Reader Commentary for Essay Response – Score 2
This seriously ﬂawed response, rather than critiquing the argument, suggests ways for adults and skate manufacturers to ensure that children wear protective clothing. In essence, the writer is uncritically accepting the argument.The response exhibits serious and frequent problems in sentence structure and language use. Errors—word choice, verb tenses, subject-verb agreement, punctuation—are numerous and sometimes interfere with meaning, e.g., “. . . it needs a cooperation among us to have a concious mind to beware and realize its dangerous.”
This essay earns a 2 because it demonstrates both serious linguistic weaknesses and failure to construct a critique based on logical analysis.
Essay Response – Score 1
the protective equipment do help to reduce the risk of being severyly injuryed in an accident since there are 75% Of those who had accidents in streets or parking lots were not wearing any protectivel clothing. such as hemlets, kenn pads, etc. or any light-reﬂecting materials such as clip-on lights, glow-in-the-dark wrist pads ets. if they do have protective eqipment that only a quarter accident may happen, also that can greatly reduce their risk ofbeing severyly injuryed in an accident, that can save some lives and a lot of energy and money for the treatment. the protective equipment do help to reduce the risk of being severyly injuryed in an accident since there are 75% Of those who had accidents in streets or parking lots were not wearing any protectivel clothing. such as hemlets, kenn pads, etc. or any light-reﬂecting materials such as clip-on lights, glow-in-the-dark wrist pads ets. if they do have protective equipment that only a quarter accident may happen, also that can greatly reduce their risk ofbeing severyly injuryed in an accident, that can save some lives and a lot of energy and money for the treatment. the protective equipment do help to reduce the risk of being severyly injuryed in an accident since there are 75% Of those who had accidents in streets or parking lots were not wearing any protectivel clothing. Such as hemlets, kenn pads, etc. or any light-reﬂecting materials such as clip-on lights, glow-in-the-dark wrist pads ets. if they do have protective eqipment that only a quarter accident may happen, also that can greatly reduce their risk ofbeing severyly injuryed in an accident, that can save some lives and a lot of energy and money for the treatment.

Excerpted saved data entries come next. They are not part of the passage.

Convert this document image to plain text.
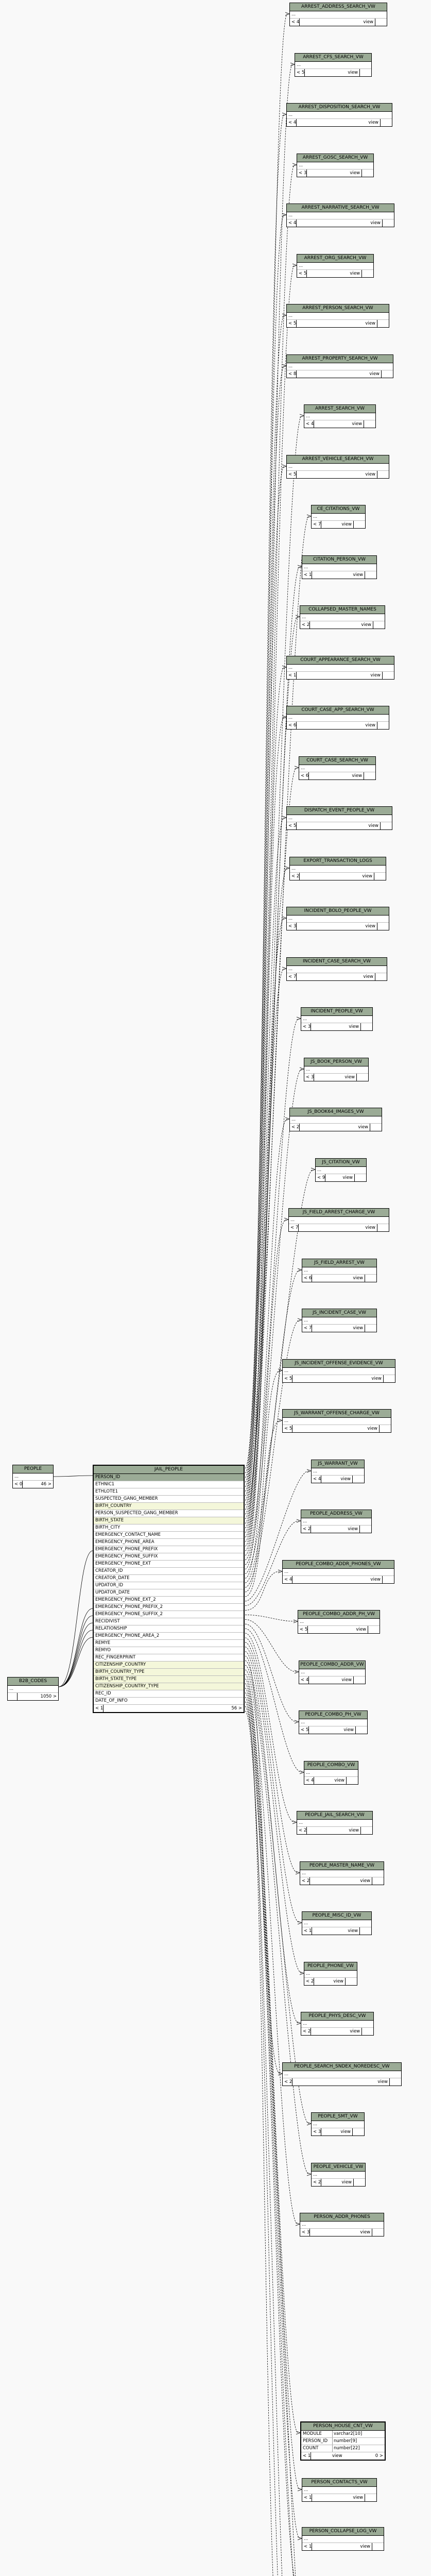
PEOPLE
...
< 0	46 >
B2B_CODES
...
1050 >
JAIL_PEOPLE
PERSON_ID
ETHNIC1
ETHLOTE1
SUSPECTED_GANG_MEMBER
BIRTH_COUNTRY
PERSON_SUSPECTED_GANG_MEMBER
BIRTH_STATE
BIRTH_CITY
EMERGENCY_CONTACT_NAME
EMERGENCY_PHONE_AREA
EMERGENCY_PHONE_PREFIX
EMERGENCY_PHONE_SUFFIX
EMERGENCY_PHONE_EXT
CREATOR_ID
CREATOR_DATE
UPDATOR_ID
UPDATOR_DATE
EMERGENCY_PHONE_EXT_2
EMERGENCY_PHONE_PREFIX_2
EMERGENCY_PHONE_SUFFIX_2
RECIDIVIST
RELATIONSHIP
EMERGENCY_PHONE_AREA_2
REMYE
REMYO
REC_FINGERPRINT
CITIZENSHIP_COUNTRY
BIRTH_COUNTRY_TYPE
BIRTH_STATE_TYPE
CITIZENSHIP_COUNTRY_TYPE
REC_ID
DATE_OF_INFO
< 1	56 >
ARREST_ADDRESS_SEARCH_VW
...
< 4	view
ARREST_CFS_SEARCH_VW
...
< 5	view
ARREST_DISPOSITION_SEARCH_VW
...
< 4	view
ARREST_GOSC_SEARCH_VW
...
< 3	view
ARREST_NARRATIVE_SEARCH_VW
...
< 4	view
ARREST_ORG_SEARCH_VW
...
< 5	view
ARREST_PERSON_SEARCH_VW
...
< 5	view
ARREST_PROPERTY_SEARCH_VW
...
< 8	view
ARREST_SEARCH_VW
...
< 4	view
ARREST_VEHICLE_SEARCH_VW
...
< 5	view
CE_CITATIONS_VW
...
< 7	view
CITATION_PERSON_VW
...
< 1	view
COLLAPSED_MASTER_NAMES
...
< 2	view
COURT_APPEARANCE_SEARCH_VW
...
< 1	view
COURT_CASE_APP_SEARCH_VW
...
< 6	view
COURT_CASE_SEARCH_VW
...
< 6	view
DISPATCH_EVENT_PEOPLE_VW
...
< 5	view
EXPORT_TRANSACTION_LOGS
...
< 2	view
INCIDENT_BOLO_PEOPLE_VW
...
< 3	view
INCIDENT_CASE_SEARCH_VW
...
< 7	view
INCIDENT_PEOPLE_VW
...
< 3	view
JS_BOOK_PERSON_VW
...
< 3	view
JS_BOOK64_IMAGES_VW
...
< 2	view
JS_CITATION_VW
...
< 9	view
JS_FIELD_ARREST_CHARGE_VW
...
< 7	view
JS_FIELD_ARREST_VW
...
< 6	view
JS_INCIDENT_CASE_VW
...
< 7	view
JS_INCIDENT_OFFENSE_EVIDENCE_VW
...
< 5	view
JS_WARRANT_OFFENSE_CHARGE_VW
...
< 5	view
JS_WARRANT_VW
...
< 4	view
PEOPLE_ADDRESS_VW
...
< 2	view
PEOPLE_COMBO_ADDR_PHONES_VW
...
< 4	view
PEOPLE_COMBO_ADDR_PH_VW
...
< 5	view
PEOPLE_COMBO_ADDR_VW
...
< 4	view
PEOPLE_COMBO_PH_VW
...
< 5	view
PEOPLE_COMBO_VW
...
< 4	view
PEOPLE_JAIL_SEARCH_VW
...
< 2	view
PEOPLE_MASTER_NAME_VW
...
< 2	view
PEOPLE_MISC_ID_VW
...
< 1	view
PEOPLE_PHONE_VW
...
< 2	view
PEOPLE_PHYS_DESC_VW
...
< 2	view
PEOPLE_SEARCH_SNDEX_NOREDESC_VW
...
< 2	view
PEOPLE_SMT_VW
...
< 3	view
PEOPLE_VEHICLE_VW
...
< 2	view
PERSON_ADDR_PHONES
...
< 3	view
PERSON_CONTACTS_VW
...
< 1	view
PERSON_COLLAPSE_LOG_VW
...
< 1	view
PERSON_HOUSE_CNT_VW
MODULE	varchar2[10]
PERSON_ID	number[9]
COUNT	number[22]
< 1	view	0 >
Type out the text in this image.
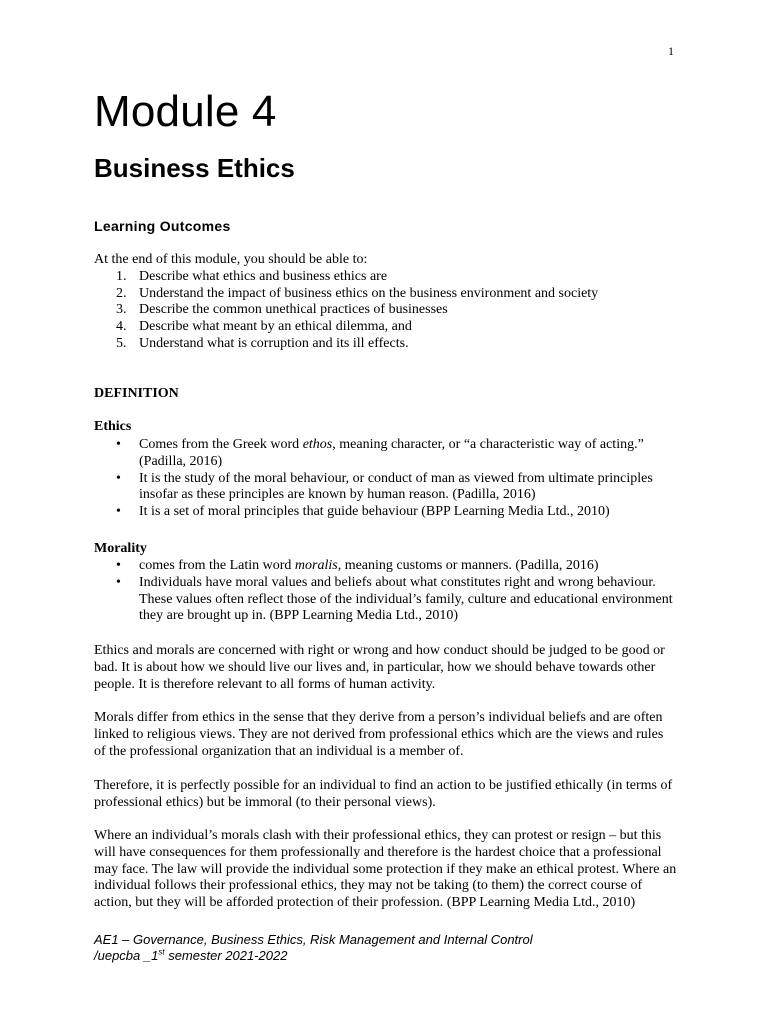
1
Module 4
Business Ethics
Learning Outcomes
At the end of this module, you should be able to:
1. Describe what ethics and business ethics are
2. Understand the impact of business ethics on the business environment and society
3. Describe the common unethical practices of businesses
4. Describe what meant by an ethical dilemma, and
5. Understand what is corruption and its ill effects.
DEFINITION
Ethics
• Comes from the Greek word ethos, meaning character, or “a characteristic way of acting.” (Padilla, 2016)
• It is the study of the moral behaviour, or conduct of man as viewed from ultimate principles insofar as these principles are known by human reason. (Padilla, 2016)
• It is a set of moral principles that guide behaviour (BPP Learning Media Ltd., 2010)
Morality
• comes from the Latin word moralis, meaning customs or manners. (Padilla, 2016)
• Individuals have moral values and beliefs about what constitutes right and wrong behaviour. These values often reflect those of the individual’s family, culture and educational environment they are brought up in. (BPP Learning Media Ltd., 2010)

Ethics and morals are concerned with right or wrong and how conduct should be judged to be good or bad. It is about how we should live our lives and, in particular, how we should behave towards other people. It is therefore relevant to all forms of human activity.

Morals differ from ethics in the sense that they derive from a person’s individual beliefs and are often linked to religious views. They are not derived from professional ethics which are the views and rules of the professional organization that an individual is a member of.

Therefore, it is perfectly possible for an individual to find an action to be justified ethically (in terms of professional ethics) but be immoral (to their personal views).

Where an individual’s morals clash with their professional ethics, they can protest or resign – but this will have consequences for them professionally and therefore is the hardest choice that a professional may face. The law will provide the individual some protection if they make an ethical protest. Where an individual follows their professional ethics, they may not be taking (to them) the correct course of action, but they will be afforded protection of their profession. (BPP Learning Media Ltd., 2010)

AE1 – Governance, Business Ethics, Risk Management and Internal Control
/uepcba _1st semester 2021-2022
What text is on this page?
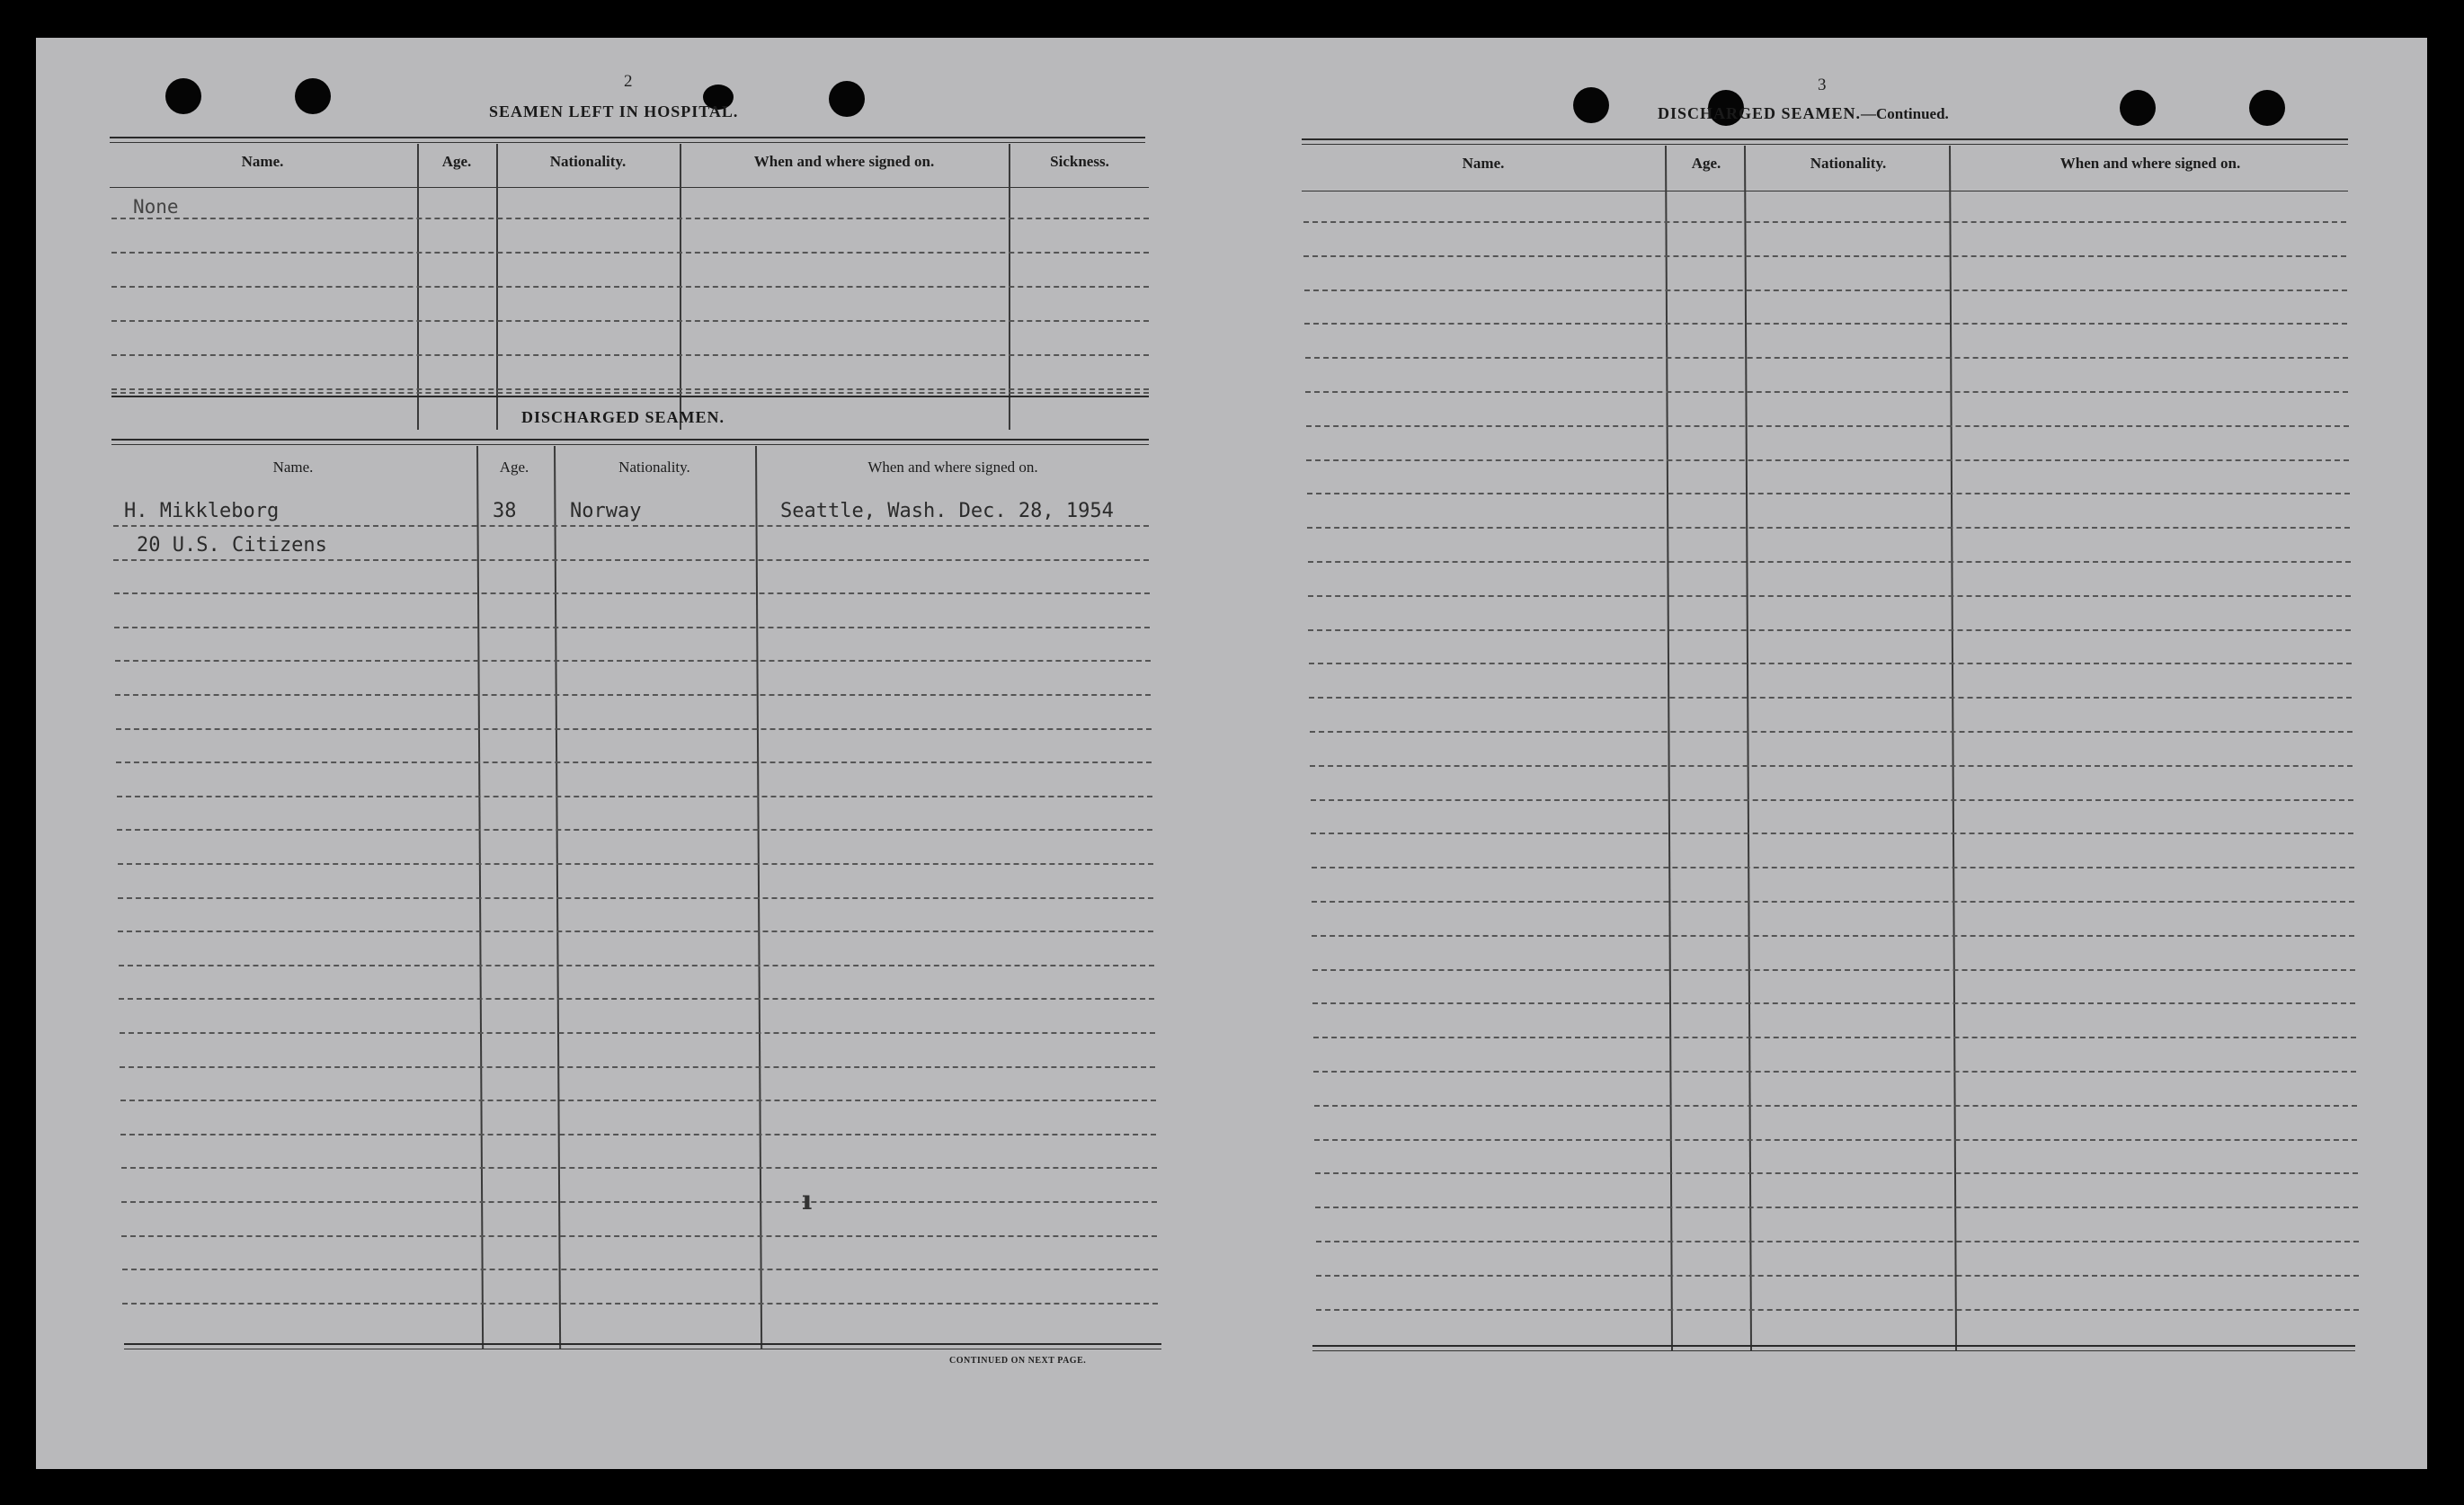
2
SEAMEN LEFT IN HOSPITAL.
Name.	Age.	Nationality.	When and where signed on.	Sickness.
None
DISCHARGED SEAMEN.
Name.	Age.	Nationality.	When and where signed on.
H. Mikkleborg	38	Norway	Seattle, Wash. Dec. 28, 1954
20 U.S. Citizens
ı
CONTINUED ON NEXT PAGE.
3
DISCHARGED SEAMEN.—Continued.
Name.	Age.	Nationality.	When and where signed on.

Reader Commentary for Essay Response – Score 1
This fundamentally deﬁ cient response uncritically accepts the reasoning of the topic: “the protective equipment do help to reduce the risk of being severyly injuryed in an accident.” There is no evidence, though, that the writer is able to understand or analyze the argument; what follows, except for a few additional words, merely copies the topic. This two-sentence response is repeated—verbatim—two more times.Language and usage are equally problematic. The few words that have been added, in combination with the words of the topic, result in incoherence. In sum, this essay ﬁ ts all of the scoring guide descriptors for a 1.
Все примеры экзаменов приведены в том виде в котором они были написаны тестируемыми, включая грамматические и стилистические ошибки.